Influences on the design and implementation of MHIS interventions in Ghana and South Africa relate to resources, working approaches (including degree of consultations during the design stage and communication during implementation stage) and the low priority of mental health. Although the influencing factors represent similar categories, more influences were identified on MHIS implementation, compared with the design stage. Different influences appear to be related within, and across, the MHIS design and implementation and may reinforce or negate each other thus leading to the multiplier or minimization effects. The wider context, similar to other studies, is important in ensuring the success of such interventions.

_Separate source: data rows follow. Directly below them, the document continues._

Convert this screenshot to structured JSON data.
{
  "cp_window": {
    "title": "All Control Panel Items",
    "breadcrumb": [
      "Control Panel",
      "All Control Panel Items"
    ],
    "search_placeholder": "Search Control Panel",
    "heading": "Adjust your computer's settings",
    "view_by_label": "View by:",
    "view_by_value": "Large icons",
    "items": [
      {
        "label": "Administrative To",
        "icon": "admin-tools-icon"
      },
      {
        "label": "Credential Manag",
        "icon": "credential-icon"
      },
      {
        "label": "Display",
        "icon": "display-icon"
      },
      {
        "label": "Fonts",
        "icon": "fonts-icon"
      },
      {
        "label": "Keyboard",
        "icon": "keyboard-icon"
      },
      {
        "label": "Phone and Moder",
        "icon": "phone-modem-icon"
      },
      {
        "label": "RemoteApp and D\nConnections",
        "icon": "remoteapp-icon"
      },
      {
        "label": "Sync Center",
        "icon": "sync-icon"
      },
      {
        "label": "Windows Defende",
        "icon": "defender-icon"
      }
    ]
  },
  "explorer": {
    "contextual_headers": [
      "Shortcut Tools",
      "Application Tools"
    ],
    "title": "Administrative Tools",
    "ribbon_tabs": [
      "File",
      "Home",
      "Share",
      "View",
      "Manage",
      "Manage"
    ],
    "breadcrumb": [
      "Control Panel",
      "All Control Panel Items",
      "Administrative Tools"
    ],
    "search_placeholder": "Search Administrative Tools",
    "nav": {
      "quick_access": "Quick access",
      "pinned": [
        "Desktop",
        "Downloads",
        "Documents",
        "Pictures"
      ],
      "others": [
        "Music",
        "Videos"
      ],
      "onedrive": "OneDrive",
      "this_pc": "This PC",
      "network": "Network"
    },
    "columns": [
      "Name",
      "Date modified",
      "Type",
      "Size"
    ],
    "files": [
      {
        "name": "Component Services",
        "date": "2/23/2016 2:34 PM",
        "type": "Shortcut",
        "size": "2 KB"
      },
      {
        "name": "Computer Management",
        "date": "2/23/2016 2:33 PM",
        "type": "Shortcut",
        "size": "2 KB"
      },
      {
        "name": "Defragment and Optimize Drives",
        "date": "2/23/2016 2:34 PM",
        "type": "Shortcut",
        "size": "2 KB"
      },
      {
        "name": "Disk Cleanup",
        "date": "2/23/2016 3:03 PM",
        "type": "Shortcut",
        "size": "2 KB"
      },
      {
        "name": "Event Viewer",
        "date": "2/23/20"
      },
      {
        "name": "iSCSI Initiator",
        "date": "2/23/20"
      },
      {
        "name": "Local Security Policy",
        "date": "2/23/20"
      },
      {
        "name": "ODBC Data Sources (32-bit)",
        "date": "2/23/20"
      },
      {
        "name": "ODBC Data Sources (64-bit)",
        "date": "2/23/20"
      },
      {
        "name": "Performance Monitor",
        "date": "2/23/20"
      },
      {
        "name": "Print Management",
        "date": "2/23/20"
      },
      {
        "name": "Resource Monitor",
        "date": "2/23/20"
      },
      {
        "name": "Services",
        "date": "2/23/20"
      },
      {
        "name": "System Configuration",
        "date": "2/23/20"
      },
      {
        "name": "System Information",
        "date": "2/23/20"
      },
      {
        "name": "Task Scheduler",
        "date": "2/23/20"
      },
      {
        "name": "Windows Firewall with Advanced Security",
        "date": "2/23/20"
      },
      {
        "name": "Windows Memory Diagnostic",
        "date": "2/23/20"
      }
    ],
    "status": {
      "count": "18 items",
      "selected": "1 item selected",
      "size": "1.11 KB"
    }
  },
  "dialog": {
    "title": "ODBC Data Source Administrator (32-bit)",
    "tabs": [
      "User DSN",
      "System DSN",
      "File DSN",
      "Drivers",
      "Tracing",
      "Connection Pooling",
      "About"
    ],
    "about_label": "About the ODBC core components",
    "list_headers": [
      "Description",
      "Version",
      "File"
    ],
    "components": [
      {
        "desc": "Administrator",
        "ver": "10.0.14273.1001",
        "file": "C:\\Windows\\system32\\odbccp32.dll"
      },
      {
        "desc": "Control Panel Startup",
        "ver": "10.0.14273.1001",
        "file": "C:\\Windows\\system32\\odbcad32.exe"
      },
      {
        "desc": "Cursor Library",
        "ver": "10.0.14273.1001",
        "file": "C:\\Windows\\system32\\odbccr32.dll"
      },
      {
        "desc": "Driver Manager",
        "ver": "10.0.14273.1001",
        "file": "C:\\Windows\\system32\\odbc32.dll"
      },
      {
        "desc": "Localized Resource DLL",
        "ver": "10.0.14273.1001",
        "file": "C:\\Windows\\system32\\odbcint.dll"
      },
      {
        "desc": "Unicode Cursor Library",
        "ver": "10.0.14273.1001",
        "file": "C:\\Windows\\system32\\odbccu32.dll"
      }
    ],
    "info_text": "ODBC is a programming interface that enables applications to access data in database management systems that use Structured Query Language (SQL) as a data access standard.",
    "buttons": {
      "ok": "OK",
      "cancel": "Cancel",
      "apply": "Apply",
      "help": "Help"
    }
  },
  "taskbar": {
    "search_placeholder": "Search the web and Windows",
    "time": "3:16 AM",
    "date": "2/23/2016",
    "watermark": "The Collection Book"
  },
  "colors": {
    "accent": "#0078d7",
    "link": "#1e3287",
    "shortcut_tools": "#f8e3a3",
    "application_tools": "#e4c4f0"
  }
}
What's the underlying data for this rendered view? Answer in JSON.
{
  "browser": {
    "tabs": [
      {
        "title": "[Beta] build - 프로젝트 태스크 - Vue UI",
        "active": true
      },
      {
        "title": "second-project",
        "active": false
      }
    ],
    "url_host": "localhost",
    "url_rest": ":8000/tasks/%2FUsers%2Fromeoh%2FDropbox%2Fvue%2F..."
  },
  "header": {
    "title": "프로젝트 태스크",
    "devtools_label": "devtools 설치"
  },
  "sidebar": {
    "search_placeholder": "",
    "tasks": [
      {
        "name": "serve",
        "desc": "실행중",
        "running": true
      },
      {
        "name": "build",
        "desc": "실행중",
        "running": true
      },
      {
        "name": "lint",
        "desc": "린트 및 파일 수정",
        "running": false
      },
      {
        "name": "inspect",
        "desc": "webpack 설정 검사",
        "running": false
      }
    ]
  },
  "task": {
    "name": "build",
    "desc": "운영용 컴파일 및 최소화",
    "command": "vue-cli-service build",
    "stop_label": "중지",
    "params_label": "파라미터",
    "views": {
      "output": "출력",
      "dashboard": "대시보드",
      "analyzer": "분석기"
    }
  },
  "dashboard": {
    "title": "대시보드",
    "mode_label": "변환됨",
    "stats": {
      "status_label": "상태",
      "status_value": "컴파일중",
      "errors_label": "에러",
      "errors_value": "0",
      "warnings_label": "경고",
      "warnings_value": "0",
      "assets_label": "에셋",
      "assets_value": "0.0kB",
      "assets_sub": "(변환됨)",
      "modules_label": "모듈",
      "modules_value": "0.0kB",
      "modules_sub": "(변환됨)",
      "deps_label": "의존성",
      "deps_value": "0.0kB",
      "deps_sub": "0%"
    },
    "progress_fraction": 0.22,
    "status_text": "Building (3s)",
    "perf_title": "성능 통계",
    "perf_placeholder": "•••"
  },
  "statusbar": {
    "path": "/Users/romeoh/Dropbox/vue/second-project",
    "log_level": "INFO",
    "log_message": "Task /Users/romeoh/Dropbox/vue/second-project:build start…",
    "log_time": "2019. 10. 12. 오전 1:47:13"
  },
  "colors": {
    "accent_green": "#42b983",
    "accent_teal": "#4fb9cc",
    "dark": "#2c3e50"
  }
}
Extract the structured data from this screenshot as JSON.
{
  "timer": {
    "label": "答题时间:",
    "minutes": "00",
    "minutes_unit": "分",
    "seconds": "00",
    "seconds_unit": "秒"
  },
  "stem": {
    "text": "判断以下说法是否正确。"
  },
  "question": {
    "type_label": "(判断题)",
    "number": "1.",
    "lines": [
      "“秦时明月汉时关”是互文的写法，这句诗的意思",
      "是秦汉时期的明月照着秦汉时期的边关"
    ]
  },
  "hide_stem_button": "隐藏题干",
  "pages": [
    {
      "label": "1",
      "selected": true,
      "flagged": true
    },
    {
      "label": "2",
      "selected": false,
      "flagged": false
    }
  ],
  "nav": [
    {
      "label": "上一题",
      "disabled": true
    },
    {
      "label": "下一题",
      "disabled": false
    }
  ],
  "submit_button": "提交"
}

Future MHIS strengthening interventions can consider three policy implications which emerged from our analysis and experience: enhancing consultations during the intervention design, better consideration of implementation challenges during design, and better recognition of relations between different influences.
加强心理健康信息系统(MHIS)对于监测和评估低收入和中等收入国家的心理健康服务至关重要。虽然已有研究评估更广泛的卫生管理信息系统,但在这些环境中探索MHIS设计和实施的已发表证据有限。本文旨在确定和评估加纳和南非关键利益相关者所认为的影响MHIS设计和实施的关键因素。
我们报告了心理健康与贫困项目的研究结果,该项目是在四个非洲国家实施的为期5年的研究计划。在南非和加纳加强MHIS包括两个相关组成部分:干预和研究。干预部分旨在加强两国的MHIS,研究部分旨在记录每个国家的干预措施,包括关键影响因素。通过与关键利益相关者进行半结构化访谈以及审查关键文件和来自改进后的MHIS的二手数据来收集数据。我们使用框架方法分析定性数据。
MHIS干预的关键组成部分包括在加纳的三家精神病医院引入重新设计的患者登记表,临床管理人员每两个月将其录入计算机进行分析,并在医院管理会议中使用数据;在南非夸祖鲁 - 纳塔尔省和北开普省五个地区的基层医疗诊所和地区医院引入一套新的心理健康指标以及相关表格和计数表。总体而言,关键利益相关者认为加强MHIS在两国都是有效的干预措施,在南非有一套增强的指标,在加纳引入了计算机化系统。
对加纳和南非MHIS干预设计和实施的影响涉及资源、工作方法(包括设计阶段的协商程度和实施阶段的沟通)以及心理健康的低优先级。虽然影响因素属于相似类别,但与设计阶段相比,在MHIS实施方面发现了更多影响因素。不同的影响似乎在MHIS设计和实施内部以及之间相互关联,可能相互加强或抵消,从而导致乘数效应或最小化效应。与其他研究类似,更广泛的背景对于确保此类干预措施的成功很重要。
未来加强MHIS的干预措施可以考虑我们的分析和经验中出现的三个政策含义:在干预设计期间加强协商,在设计期间更好地考虑实施挑战,以及更好地认识不同影响之间的关系。